How COVID-19 is affecting RHS students and staff

Schools will be shut down until at least April 27 to try and slow the spread of the deadly virus.


Washington State Gov. Jay Inslee delivers an address on March 23, 2020. (Photo from the official Washington State Office of the Governor)

As most people are aware, the widely spreading COVID-19 virus hit home. School will not be in session until at least April 27 in hopes of preventing the spread of the disease.

For many students, this means a loss of sports, extra-curricular activities, and major events such as choir concerts, Dramafest, and the Daffodil Festival parade. The senior class has especially felt the impact of not being able to experience their many last moments here at Rogers, and senior athletes who play spring sports won’t be able to have their last season as a Ram, or get their senior night. The situation is all a big change that is difficult to adapt to at this time, as our community becomes more and more isolated.

RHS Daffodil princess Megan Gratzer said, “As a senior, it’s super disappointing to have part of the year taken away and be unsure of what the future holds, but I’m hopeful.”

As for teachers, this means moving classes online to a “distance learning” model, which can be difficult to adjust to for both them and students.

AP student Tristan Moczynski, a senior, said, “There is something unique and different about human interactions. I am taking AP Calculus, AP Physics and AP Government, and it is nearly impossible to get that same learning experience and outcome.”

Julia Melchert, a senior who is taking four AP classes, agrees, stating, “It’s difficult to catch new posts and sometimes new assignments. Plus, it’s really inconsistent across classes.

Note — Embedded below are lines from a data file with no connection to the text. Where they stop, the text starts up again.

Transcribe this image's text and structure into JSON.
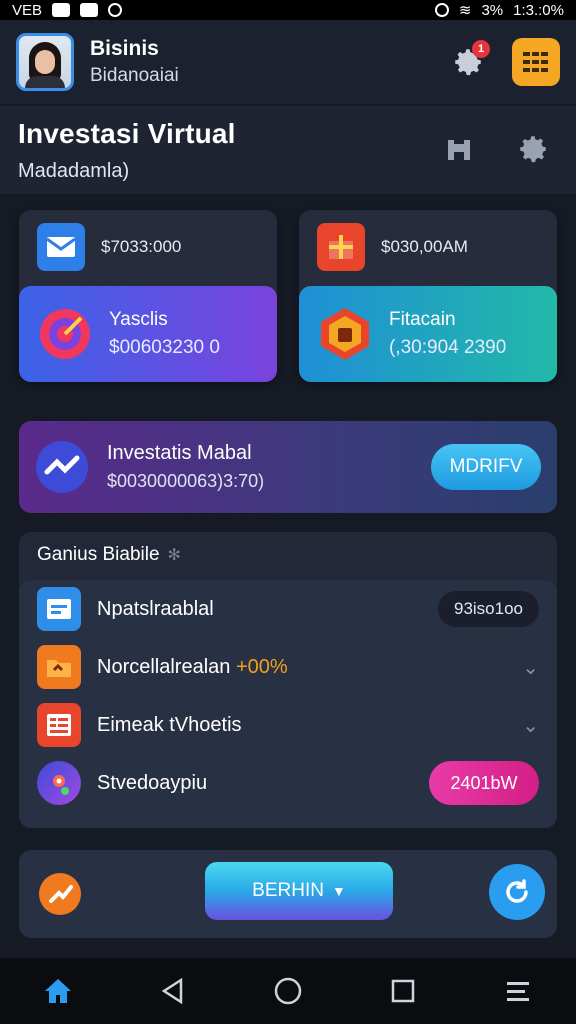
{
  "status_bar": {
    "left_text": "VEB",
    "right_text": "1:3.:0%",
    "signal": "3%"
  },
  "profile": {
    "name": "Bisinis",
    "subtitle": "Bidanoaiai"
  },
  "header": {
    "title": "Investasi Virtual",
    "subtitle": "Madadamla)"
  },
  "wallets": [
    {
      "amount": "$7033:000",
      "sub_title": "Yasclis",
      "sub_value": "$00603230 0",
      "icon": "envelope-icon",
      "sub_icon": "target-icon"
    },
    {
      "amount": "$030,00AM",
      "sub_title": "Fitacain",
      "sub_value": "(,30:904 2390",
      "icon": "gift-box-icon",
      "sub_icon": "shield-icon"
    }
  ],
  "investment": {
    "title": "Investatis Mabal",
    "value": "$0030000063)3:70)",
    "button": "MDRIFV"
  },
  "list": {
    "header": "Ganius Biabile",
    "rows": [
      {
        "label": "Npatslraablal",
        "highlight": "",
        "right": "93iso1oo",
        "type": "pill-dark"
      },
      {
        "label": "Norcellalrealan",
        "highlight": "+00%",
        "right": "",
        "type": "chevron"
      },
      {
        "label": "Eimeak tVhoetis",
        "highlight": "",
        "right": "",
        "type": "chevron"
      },
      {
        "label": "Stvedoaypiu",
        "highlight": "",
        "right": "2401bW",
        "type": "pill-pink"
      }
    ]
  },
  "actions": {
    "primary": "BERHIN"
  },
  "colors": {
    "accent": "#2a9df0",
    "orange": "#f5a623",
    "pink": "#d31f86"
  }
}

I’m sure it’s difficult for teachers to figure out too, so I expect some bumps along the way.”

However, it’s not just AP students who are feeling uncertain.

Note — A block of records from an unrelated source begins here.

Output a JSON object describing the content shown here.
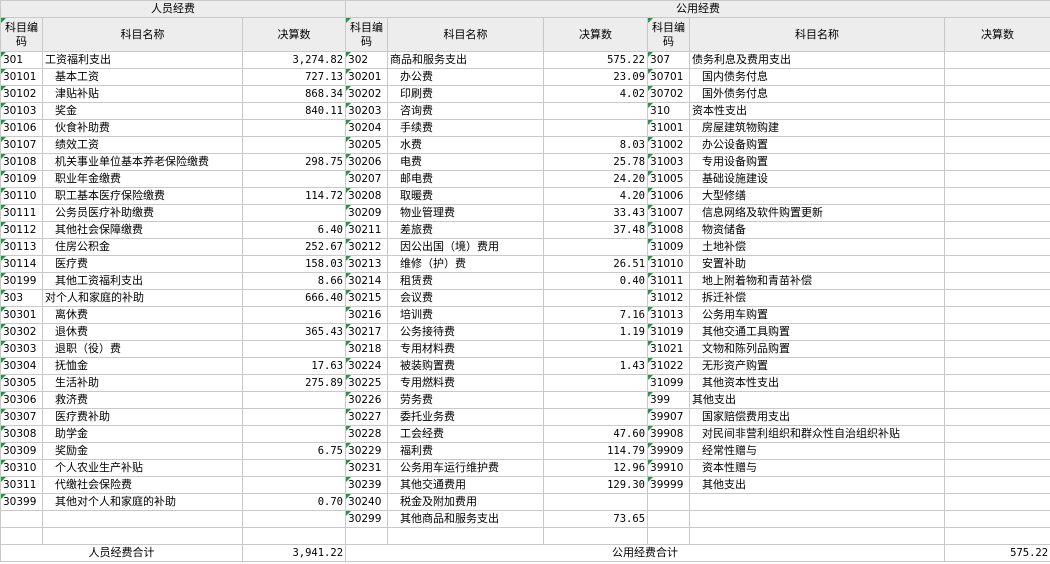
{
  "groups": {
    "personnel": "人员经费",
    "public": "公用经费"
  },
  "headers": {
    "code": "科目编码",
    "name": "科目名称",
    "amount": "决算数"
  },
  "personnel_rows": [
    {
      "code": "301",
      "name": "工资福利支出",
      "amount": "3,274.82",
      "level": 1
    },
    {
      "code": "30101",
      "name": "基本工资",
      "amount": "727.13",
      "level": 2
    },
    {
      "code": "30102",
      "name": "津贴补贴",
      "amount": "868.34",
      "level": 2
    },
    {
      "code": "30103",
      "name": "奖金",
      "amount": "840.11",
      "level": 2
    },
    {
      "code": "30106",
      "name": "伙食补助费",
      "amount": "",
      "level": 2
    },
    {
      "code": "30107",
      "name": "绩效工资",
      "amount": "",
      "level": 2
    },
    {
      "code": "30108",
      "name": "机关事业单位基本养老保险缴费",
      "amount": "298.75",
      "level": 2
    },
    {
      "code": "30109",
      "name": "职业年金缴费",
      "amount": "",
      "level": 2
    },
    {
      "code": "30110",
      "name": "职工基本医疗保险缴费",
      "amount": "114.72",
      "level": 2
    },
    {
      "code": "30111",
      "name": "公务员医疗补助缴费",
      "amount": "",
      "level": 2
    },
    {
      "code": "30112",
      "name": "其他社会保障缴费",
      "amount": "6.40",
      "level": 2
    },
    {
      "code": "30113",
      "name": "住房公积金",
      "amount": "252.67",
      "level": 2
    },
    {
      "code": "30114",
      "name": "医疗费",
      "amount": "158.03",
      "level": 2
    },
    {
      "code": "30199",
      "name": "其他工资福利支出",
      "amount": "8.66",
      "level": 2
    },
    {
      "code": "303",
      "name": "对个人和家庭的补助",
      "amount": "666.40",
      "level": 1
    },
    {
      "code": "30301",
      "name": "离休费",
      "amount": "",
      "level": 2
    },
    {
      "code": "30302",
      "name": "退休费",
      "amount": "365.43",
      "level": 2
    },
    {
      "code": "30303",
      "name": "退职（役）费",
      "amount": "",
      "level": 2
    },
    {
      "code": "30304",
      "name": "抚恤金",
      "amount": "17.63",
      "level": 2
    },
    {
      "code": "30305",
      "name": "生活补助",
      "amount": "275.89",
      "level": 2
    },
    {
      "code": "30306",
      "name": "救济费",
      "amount": "",
      "level": 2
    },
    {
      "code": "30307",
      "name": "医疗费补助",
      "amount": "",
      "level": 2
    },
    {
      "code": "30308",
      "name": "助学金",
      "amount": "",
      "level": 2
    },
    {
      "code": "30309",
      "name": "奖励金",
      "amount": "6.75",
      "level": 2
    },
    {
      "code": "30310",
      "name": "个人农业生产补贴",
      "amount": "",
      "level": 2
    },
    {
      "code": "30311",
      "name": "代缴社会保险费",
      "amount": "",
      "level": 2
    },
    {
      "code": "30399",
      "name": "其他对个人和家庭的补助",
      "amount": "0.70",
      "level": 2
    }
  ],
  "goods_rows": [
    {
      "code": "302",
      "name": "商品和服务支出",
      "amount": "575.22",
      "level": 1
    },
    {
      "code": "30201",
      "name": "办公费",
      "amount": "23.09",
      "level": 2
    },
    {
      "code": "30202",
      "name": "印刷费",
      "amount": "4.02",
      "level": 2
    },
    {
      "code": "30203",
      "name": "咨询费",
      "amount": "",
      "level": 2
    },
    {
      "code": "30204",
      "name": "手续费",
      "amount": "",
      "level": 2
    },
    {
      "code": "30205",
      "name": "水费",
      "amount": "8.03",
      "level": 2
    },
    {
      "code": "30206",
      "name": "电费",
      "amount": "25.78",
      "level": 2
    },
    {
      "code": "30207",
      "name": "邮电费",
      "amount": "24.20",
      "level": 2
    },
    {
      "code": "30208",
      "name": "取暖费",
      "amount": "4.20",
      "level": 2
    },
    {
      "code": "30209",
      "name": "物业管理费",
      "amount": "33.43",
      "level": 2
    },
    {
      "code": "30211",
      "name": "差旅费",
      "amount": "37.48",
      "level": 2
    },
    {
      "code": "30212",
      "name": "因公出国（境）费用",
      "amount": "",
      "level": 2
    },
    {
      "code": "30213",
      "name": "维修（护）费",
      "amount": "26.51",
      "level": 2
    },
    {
      "code": "30214",
      "name": "租赁费",
      "amount": "0.40",
      "level": 2
    },
    {
      "code": "30215",
      "name": "会议费",
      "amount": "",
      "level": 2
    },
    {
      "code": "30216",
      "name": "培训费",
      "amount": "7.16",
      "level": 2
    },
    {
      "code": "30217",
      "name": "公务接待费",
      "amount": "1.19",
      "level": 2
    },
    {
      "code": "30218",
      "name": "专用材料费",
      "amount": "",
      "level": 2
    },
    {
      "code": "30224",
      "name": "被装购置费",
      "amount": "1.43",
      "level": 2
    },
    {
      "code": "30225",
      "name": "专用燃料费",
      "amount": "",
      "level": 2
    },
    {
      "code": "30226",
      "name": "劳务费",
      "amount": "",
      "level": 2
    },
    {
      "code": "30227",
      "name": "委托业务费",
      "amount": "",
      "level": 2
    },
    {
      "code": "30228",
      "name": "工会经费",
      "amount": "47.60",
      "level": 2
    },
    {
      "code": "30229",
      "name": "福利费",
      "amount": "114.79",
      "level": 2
    },
    {
      "code": "30231",
      "name": "公务用车运行维护费",
      "amount": "12.96",
      "level": 2
    },
    {
      "code": "30239",
      "name": "其他交通费用",
      "amount": "129.30",
      "level": 2
    },
    {
      "code": "30240",
      "name": "税金及附加费用",
      "amount": "",
      "level": 2
    },
    {
      "code": "30299",
      "name": "其他商品和服务支出",
      "amount": "73.65",
      "level": 2
    }
  ],
  "capital_rows": [
    {
      "code": "307",
      "name": "债务利息及费用支出",
      "amount": "",
      "level": 1
    },
    {
      "code": "30701",
      "name": "国内债务付息",
      "amount": "",
      "level": 2
    },
    {
      "code": "30702",
      "name": "国外债务付息",
      "amount": "",
      "level": 2
    },
    {
      "code": "310",
      "name": "资本性支出",
      "amount": "",
      "level": 1
    },
    {
      "code": "31001",
      "name": "房屋建筑物购建",
      "amount": "",
      "level": 2
    },
    {
      "code": "31002",
      "name": "办公设备购置",
      "amount": "",
      "level": 2
    },
    {
      "code": "31003",
      "name": "专用设备购置",
      "amount": "",
      "level": 2
    },
    {
      "code": "31005",
      "name": "基础设施建设",
      "amount": "",
      "level": 2
    },
    {
      "code": "31006",
      "name": "大型修缮",
      "amount": "",
      "level": 2
    },
    {
      "code": "31007",
      "name": "信息网络及软件购置更新",
      "amount": "",
      "level": 2
    },
    {
      "code": "31008",
      "name": "物资储备",
      "amount": "",
      "level": 2
    },
    {
      "code": "31009",
      "name": "土地补偿",
      "amount": "",
      "level": 2
    },
    {
      "code": "31010",
      "name": "安置补助",
      "amount": "",
      "level": 2
    },
    {
      "code": "31011",
      "name": "地上附着物和青苗补偿",
      "amount": "",
      "level": 2
    },
    {
      "code": "31012",
      "name": "拆迁补偿",
      "amount": "",
      "level": 2
    },
    {
      "code": "31013",
      "name": "公务用车购置",
      "amount": "",
      "level": 2
    },
    {
      "code": "31019",
      "name": "其他交通工具购置",
      "amount": "",
      "level": 2
    },
    {
      "code": "31021",
      "name": "文物和陈列品购置",
      "amount": "",
      "level": 2
    },
    {
      "code": "31022",
      "name": "无形资产购置",
      "amount": "",
      "level": 2
    },
    {
      "code": "31099",
      "name": "其他资本性支出",
      "amount": "",
      "level": 2
    },
    {
      "code": "399",
      "name": "其他支出",
      "amount": "",
      "level": 1
    },
    {
      "code": "39907",
      "name": "国家赔偿费用支出",
      "amount": "",
      "level": 2
    },
    {
      "code": "39908",
      "name": "对民间非营利组织和群众性自治组织补贴",
      "amount": "",
      "level": 2
    },
    {
      "code": "39909",
      "name": "经常性赠与",
      "amount": "",
      "level": 2
    },
    {
      "code": "39910",
      "name": "资本性赠与",
      "amount": "",
      "level": 2
    },
    {
      "code": "39999",
      "name": "其他支出",
      "amount": "",
      "level": 2
    }
  ],
  "totals": {
    "personnel_label": "人员经费合计",
    "personnel_value": "3,941.22",
    "public_label": "公用经费合计",
    "public_value": "575.22"
  },
  "accent": {
    "marker": "#1a9b3c",
    "header_bg": "#ededed",
    "gridline": "#c9c9c9"
  }
}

“I think it will be different because we are held accountable for getting things done…and not having teachers telling us to get work done,” senior Zach Rossmeier said. “Regular classes can’t give us grades so it’s our job if we want to continue to learn content for essentially no grade.”

According to RHS principal Jason Smith, AP Testing is still taking place and will be online as a 45-minute, free-response test. Access to live assistance and instructions from College Board AP Teachers will start on March 25th to help students with review on the AP YouTube Channel.

Staff in the Puyallup School District (teachers, paraeducators, bus drivers, food service workers, and other staff) have come together as one group to tackle this new situation. As an example, food workers are providing meals Monday through Friday 11-12 p.m. to all children up to 18 years of age.

The pandemic has also put a strain on the U.S. economy, with a 20% decline in stock markets according to USA Today news.

Although this point in time is unpredictable and nerve-wracking, we must accept the tragic consequences and work to contain this virus by taking small and frequent precautions. According to the Centers of Disease Control and Prevention, the best way to protect yourself and others is by washing your hands, avoiding close contact, staying home when sick, covering coughs, and cleaning/disinfecting frequently touched surfaces.

By abiding by State Governor Inslee’s orders: his “stay home, stay safe” order, social distancing, closing all places that hold social gatherings of fifty or more, closing nonessential businesses, and turning restaurants or cafes into takeout/delivery only, while also following the five prevention procedures, the Puyallup School District can increase the chance of allowing students to come back to school. We can get through this global pandemic if we all do our part to make the community a safer place!